Tuesday, March 27, 2012

Deep Breath... SIGH!!!!

Oh how life can change in an instant. I feel like I finally stopped, took a deep breath and jumped. And it was hard, but SO AMAZING! Today I get to pick Paul up from the airport and I am so dang excited. I know I have promised an update post on Paul and I. I just haven't had time. I will post about Disneyland though. YEP... we are going to Disneyland on Thursday, just the two of us. I am so so so excited. You know... I can't even explain how I am feeling. There just aren't words enough to describe how I feel about him. It just feels so right and so natural to love him. I never even dreamed I could feel so comfortable and so safe with someone, but I do. For the first time... I can honestly say... I can knock down all my walls, and for those of you who know me... you know I have TONS of them. I've thought I loved people in the past, and I did, but THIS is real love, and OH. MY. HECK it's amazing!!!! I just can't wait to go get him and give him a big gigantic hug and a kiss and just be happy. I have missed him SOOOOO much!!!!

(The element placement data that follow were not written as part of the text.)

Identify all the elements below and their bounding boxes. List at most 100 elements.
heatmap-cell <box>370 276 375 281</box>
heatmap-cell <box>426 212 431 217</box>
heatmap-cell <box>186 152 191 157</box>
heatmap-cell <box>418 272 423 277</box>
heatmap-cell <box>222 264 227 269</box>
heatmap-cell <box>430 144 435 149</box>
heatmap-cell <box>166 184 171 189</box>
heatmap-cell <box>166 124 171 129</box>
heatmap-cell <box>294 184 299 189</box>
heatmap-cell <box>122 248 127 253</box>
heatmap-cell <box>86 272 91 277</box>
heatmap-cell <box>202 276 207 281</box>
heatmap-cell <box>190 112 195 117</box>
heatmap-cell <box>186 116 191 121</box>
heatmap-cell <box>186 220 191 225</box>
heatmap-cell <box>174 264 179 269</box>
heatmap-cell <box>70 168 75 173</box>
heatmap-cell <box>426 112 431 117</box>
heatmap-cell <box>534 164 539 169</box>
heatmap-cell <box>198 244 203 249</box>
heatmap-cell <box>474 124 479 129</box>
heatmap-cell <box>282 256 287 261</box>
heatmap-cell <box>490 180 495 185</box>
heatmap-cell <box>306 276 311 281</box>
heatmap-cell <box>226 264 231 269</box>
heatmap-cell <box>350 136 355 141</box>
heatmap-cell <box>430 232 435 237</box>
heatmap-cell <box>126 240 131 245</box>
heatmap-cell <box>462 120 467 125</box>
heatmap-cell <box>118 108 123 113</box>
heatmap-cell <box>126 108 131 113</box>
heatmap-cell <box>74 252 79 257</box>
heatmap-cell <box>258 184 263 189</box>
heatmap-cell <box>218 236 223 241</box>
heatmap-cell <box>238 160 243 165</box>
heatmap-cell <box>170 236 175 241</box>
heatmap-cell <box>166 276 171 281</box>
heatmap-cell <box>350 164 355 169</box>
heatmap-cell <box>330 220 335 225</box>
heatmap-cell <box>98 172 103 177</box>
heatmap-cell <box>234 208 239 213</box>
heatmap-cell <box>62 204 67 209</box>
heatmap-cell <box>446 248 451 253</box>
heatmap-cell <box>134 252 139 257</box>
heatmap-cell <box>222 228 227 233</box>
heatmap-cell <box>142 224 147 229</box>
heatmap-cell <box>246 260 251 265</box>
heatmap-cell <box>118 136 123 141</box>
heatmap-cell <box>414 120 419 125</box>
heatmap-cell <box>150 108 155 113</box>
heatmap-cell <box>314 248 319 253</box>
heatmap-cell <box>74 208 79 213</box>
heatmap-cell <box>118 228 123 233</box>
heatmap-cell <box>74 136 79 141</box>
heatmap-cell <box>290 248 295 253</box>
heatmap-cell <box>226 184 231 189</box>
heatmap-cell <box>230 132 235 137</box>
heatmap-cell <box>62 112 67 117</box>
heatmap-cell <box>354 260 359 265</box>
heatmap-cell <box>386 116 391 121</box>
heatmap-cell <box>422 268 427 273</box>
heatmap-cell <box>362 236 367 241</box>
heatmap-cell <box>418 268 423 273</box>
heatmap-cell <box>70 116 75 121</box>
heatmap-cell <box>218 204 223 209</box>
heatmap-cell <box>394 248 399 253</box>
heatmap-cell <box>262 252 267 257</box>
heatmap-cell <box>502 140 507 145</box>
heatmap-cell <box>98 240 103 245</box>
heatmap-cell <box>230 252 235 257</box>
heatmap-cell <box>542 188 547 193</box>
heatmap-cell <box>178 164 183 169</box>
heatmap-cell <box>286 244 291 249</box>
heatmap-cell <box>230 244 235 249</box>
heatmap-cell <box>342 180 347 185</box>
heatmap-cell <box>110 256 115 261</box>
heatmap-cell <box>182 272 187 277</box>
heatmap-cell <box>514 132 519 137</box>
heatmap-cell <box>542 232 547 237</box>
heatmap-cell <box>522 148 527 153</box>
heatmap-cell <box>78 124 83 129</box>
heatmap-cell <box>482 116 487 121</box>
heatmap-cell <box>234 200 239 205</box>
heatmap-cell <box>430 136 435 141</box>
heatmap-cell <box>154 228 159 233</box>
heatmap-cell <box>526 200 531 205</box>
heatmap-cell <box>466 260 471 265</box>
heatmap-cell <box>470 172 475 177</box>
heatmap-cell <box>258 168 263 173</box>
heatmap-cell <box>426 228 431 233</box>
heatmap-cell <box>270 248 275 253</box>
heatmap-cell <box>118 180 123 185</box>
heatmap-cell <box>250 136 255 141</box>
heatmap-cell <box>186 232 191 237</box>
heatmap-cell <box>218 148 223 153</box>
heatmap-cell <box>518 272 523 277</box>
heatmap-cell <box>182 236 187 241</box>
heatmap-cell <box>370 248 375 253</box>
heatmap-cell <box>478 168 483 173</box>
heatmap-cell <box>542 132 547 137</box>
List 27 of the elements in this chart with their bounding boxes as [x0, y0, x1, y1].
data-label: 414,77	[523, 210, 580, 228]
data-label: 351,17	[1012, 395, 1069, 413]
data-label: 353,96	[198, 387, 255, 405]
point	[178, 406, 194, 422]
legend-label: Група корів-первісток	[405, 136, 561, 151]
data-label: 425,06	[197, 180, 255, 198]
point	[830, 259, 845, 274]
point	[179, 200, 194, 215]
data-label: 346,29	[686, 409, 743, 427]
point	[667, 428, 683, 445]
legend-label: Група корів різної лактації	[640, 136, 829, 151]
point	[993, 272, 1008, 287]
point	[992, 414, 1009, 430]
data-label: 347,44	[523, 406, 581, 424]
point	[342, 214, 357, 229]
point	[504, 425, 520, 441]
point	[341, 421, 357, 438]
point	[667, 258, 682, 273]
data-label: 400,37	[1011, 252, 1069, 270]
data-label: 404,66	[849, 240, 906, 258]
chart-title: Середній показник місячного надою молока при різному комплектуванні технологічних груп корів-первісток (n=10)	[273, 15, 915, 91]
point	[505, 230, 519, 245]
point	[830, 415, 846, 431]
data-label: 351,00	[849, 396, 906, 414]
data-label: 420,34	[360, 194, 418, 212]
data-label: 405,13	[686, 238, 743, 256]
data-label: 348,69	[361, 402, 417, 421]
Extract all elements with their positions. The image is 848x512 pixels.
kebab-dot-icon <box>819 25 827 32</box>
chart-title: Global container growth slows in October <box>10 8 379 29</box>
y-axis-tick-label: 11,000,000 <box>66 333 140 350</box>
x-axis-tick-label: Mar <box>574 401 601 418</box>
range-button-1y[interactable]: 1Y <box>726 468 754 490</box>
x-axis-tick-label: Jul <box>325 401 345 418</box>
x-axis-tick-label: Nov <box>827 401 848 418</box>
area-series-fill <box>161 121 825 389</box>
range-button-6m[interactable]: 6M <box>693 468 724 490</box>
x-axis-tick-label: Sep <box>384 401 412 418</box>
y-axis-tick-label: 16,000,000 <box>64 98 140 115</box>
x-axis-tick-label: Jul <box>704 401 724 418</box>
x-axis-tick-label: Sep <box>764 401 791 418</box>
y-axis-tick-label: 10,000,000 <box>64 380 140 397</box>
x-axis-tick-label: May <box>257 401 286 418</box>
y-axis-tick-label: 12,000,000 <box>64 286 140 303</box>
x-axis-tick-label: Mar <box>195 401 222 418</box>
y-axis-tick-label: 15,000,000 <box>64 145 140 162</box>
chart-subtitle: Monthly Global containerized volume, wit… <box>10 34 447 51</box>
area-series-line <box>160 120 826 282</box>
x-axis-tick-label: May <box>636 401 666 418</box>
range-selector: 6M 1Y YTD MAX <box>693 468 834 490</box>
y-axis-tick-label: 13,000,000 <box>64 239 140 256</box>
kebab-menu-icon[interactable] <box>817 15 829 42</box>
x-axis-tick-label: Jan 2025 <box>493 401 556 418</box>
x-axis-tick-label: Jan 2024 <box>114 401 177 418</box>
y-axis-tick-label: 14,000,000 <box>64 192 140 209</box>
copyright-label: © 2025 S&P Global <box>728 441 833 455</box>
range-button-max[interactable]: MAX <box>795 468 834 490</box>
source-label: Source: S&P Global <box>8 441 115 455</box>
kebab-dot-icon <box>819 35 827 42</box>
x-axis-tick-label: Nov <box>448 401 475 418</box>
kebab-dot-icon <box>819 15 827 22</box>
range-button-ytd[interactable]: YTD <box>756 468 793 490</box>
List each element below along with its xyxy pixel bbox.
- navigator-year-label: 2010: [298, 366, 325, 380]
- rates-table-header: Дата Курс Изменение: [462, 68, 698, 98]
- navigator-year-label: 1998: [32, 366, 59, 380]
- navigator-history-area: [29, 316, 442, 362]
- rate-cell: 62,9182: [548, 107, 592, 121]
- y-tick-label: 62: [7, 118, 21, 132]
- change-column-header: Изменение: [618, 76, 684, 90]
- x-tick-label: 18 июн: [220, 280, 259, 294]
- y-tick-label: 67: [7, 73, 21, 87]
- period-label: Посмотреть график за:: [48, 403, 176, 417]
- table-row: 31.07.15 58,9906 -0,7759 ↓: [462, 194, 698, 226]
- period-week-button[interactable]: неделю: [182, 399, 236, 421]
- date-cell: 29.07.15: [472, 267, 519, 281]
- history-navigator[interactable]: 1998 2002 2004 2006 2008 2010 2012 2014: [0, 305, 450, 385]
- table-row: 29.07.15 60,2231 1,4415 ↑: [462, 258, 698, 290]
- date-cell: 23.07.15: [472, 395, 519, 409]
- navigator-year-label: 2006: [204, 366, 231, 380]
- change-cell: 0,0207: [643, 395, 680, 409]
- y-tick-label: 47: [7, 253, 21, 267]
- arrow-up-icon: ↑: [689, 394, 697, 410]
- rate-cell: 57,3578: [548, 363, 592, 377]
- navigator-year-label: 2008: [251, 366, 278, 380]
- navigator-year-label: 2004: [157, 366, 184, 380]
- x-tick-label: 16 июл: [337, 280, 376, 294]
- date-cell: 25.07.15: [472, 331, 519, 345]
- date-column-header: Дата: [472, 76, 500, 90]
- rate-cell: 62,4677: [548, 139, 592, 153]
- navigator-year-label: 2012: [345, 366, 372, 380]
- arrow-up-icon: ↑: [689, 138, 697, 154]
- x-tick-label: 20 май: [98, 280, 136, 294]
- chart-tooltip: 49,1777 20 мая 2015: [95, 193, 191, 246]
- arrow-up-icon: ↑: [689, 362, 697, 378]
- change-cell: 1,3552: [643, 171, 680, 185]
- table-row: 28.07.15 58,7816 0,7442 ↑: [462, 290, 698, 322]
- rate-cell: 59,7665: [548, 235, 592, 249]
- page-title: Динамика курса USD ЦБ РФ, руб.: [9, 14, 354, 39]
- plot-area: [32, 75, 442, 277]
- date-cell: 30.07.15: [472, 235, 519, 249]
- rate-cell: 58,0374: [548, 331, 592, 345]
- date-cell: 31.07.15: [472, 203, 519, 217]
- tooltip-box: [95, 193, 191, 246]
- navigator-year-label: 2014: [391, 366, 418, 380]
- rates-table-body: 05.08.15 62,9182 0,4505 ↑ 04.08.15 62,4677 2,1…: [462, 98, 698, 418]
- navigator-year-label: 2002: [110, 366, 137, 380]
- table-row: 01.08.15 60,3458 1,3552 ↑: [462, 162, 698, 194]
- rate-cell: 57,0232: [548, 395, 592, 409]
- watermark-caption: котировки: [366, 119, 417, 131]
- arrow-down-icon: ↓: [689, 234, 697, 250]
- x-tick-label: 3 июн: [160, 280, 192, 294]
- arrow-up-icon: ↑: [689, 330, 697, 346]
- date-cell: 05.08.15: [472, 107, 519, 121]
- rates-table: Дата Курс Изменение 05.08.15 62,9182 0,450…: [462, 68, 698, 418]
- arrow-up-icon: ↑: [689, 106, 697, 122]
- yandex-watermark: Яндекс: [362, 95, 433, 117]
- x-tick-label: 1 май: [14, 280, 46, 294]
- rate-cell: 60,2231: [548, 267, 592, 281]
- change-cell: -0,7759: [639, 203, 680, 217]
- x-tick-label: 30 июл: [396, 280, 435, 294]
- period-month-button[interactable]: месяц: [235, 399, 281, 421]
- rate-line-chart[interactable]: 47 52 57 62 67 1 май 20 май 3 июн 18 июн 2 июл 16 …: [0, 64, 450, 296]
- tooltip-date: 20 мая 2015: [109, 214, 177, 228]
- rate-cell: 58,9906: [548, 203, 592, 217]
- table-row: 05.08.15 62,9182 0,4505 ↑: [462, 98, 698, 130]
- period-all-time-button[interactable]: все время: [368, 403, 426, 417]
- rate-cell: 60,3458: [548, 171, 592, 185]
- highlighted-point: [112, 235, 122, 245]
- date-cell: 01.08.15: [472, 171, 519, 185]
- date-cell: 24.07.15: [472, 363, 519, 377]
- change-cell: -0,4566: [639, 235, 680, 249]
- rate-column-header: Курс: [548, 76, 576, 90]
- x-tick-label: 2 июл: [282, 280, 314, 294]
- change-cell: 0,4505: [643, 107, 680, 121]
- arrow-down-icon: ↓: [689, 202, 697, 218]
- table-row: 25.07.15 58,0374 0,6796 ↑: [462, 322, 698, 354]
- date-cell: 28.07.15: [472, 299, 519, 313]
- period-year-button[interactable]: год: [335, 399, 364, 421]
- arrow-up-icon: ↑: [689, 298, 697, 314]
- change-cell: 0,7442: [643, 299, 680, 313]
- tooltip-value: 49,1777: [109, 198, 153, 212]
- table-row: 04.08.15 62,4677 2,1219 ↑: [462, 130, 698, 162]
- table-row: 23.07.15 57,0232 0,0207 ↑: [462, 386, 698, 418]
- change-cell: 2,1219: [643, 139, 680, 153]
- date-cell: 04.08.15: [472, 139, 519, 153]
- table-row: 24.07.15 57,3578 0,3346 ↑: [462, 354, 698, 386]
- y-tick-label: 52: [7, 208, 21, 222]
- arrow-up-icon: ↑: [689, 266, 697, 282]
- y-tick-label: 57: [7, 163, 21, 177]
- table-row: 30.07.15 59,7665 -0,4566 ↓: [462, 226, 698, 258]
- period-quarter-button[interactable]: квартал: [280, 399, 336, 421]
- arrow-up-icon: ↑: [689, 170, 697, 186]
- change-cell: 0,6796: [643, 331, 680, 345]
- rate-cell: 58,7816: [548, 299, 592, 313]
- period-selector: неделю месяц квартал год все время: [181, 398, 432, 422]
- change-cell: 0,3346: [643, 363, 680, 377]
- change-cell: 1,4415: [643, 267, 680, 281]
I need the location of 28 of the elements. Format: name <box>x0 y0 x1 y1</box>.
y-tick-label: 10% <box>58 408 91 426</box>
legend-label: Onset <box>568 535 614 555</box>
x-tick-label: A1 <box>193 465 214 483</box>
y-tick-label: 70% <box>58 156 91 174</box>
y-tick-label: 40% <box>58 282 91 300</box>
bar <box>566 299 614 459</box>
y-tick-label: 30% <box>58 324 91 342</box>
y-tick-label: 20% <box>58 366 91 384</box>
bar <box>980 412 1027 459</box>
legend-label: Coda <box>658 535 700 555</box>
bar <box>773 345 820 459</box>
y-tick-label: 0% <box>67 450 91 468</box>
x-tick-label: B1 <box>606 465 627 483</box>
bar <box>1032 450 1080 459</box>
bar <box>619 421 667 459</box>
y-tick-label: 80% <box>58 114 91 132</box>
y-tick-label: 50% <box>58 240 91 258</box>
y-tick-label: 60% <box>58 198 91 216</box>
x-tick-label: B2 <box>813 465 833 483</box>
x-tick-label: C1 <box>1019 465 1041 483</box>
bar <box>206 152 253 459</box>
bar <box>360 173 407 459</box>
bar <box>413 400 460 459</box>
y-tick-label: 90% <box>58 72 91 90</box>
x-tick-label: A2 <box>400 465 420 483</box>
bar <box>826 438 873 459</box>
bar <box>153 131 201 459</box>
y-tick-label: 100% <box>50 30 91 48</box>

Stay tuned. I still promise to tell you all about him, all about us.

Tuesday, January 31, 2012

Perfect...



Kitchen Appliances

This post should have actually happened a while ago, but life gets busy. I'm posting because I need something funny right now and so I pulled up this conversation. One of my wonderful friends and I were going back and forth on a question someone that she was getting set up with asked her (his was lame and she wasn't sure she was excited about him), so she asked one back and hers was:

"If you could be any kitchen appliance what would it be?"

But... I thought he asked her that question, so here is our conversation...

Jessica:
hey, if you could be one kitchen appliance, what would you be?
Tahnee:
Can you please tell him you would be a juicer- so you can squeeze the life out of him.
Hahahahahaha
Or a toaster so you can BURN him!
Or a chopper so you can chew him up and spit him out....
hahahahahahaha...
Jessica:
that was MY question to him :)
i would be an oven because i am HOT! ahahaha
those are so funny.
Tahnee:
Hahahahahahahahaha... OH :)
Tahnee:
Microwave- cause I heat things up and FAST!
GASP! Did I just say that?
That's what I would be...
JK
Lazy Susan... hahahahahahahahaha I'm laughing so hard.....
Everything is funny to me right now....
Jessica Bird:
blender because i like to mix things up
frying pan...make things sizzle
Tahnee:
Garbage disposal... incase this date goes south...
hahahaha
Jessica:
bah hahaha ha ha ha ha ha ha ha aha ha BEST!

It was so funny and we were laughing so hard... BTW... his answer was lame- it was the blender... to mix things up. BOO! Oh, and I'm not a mean dater, I promise.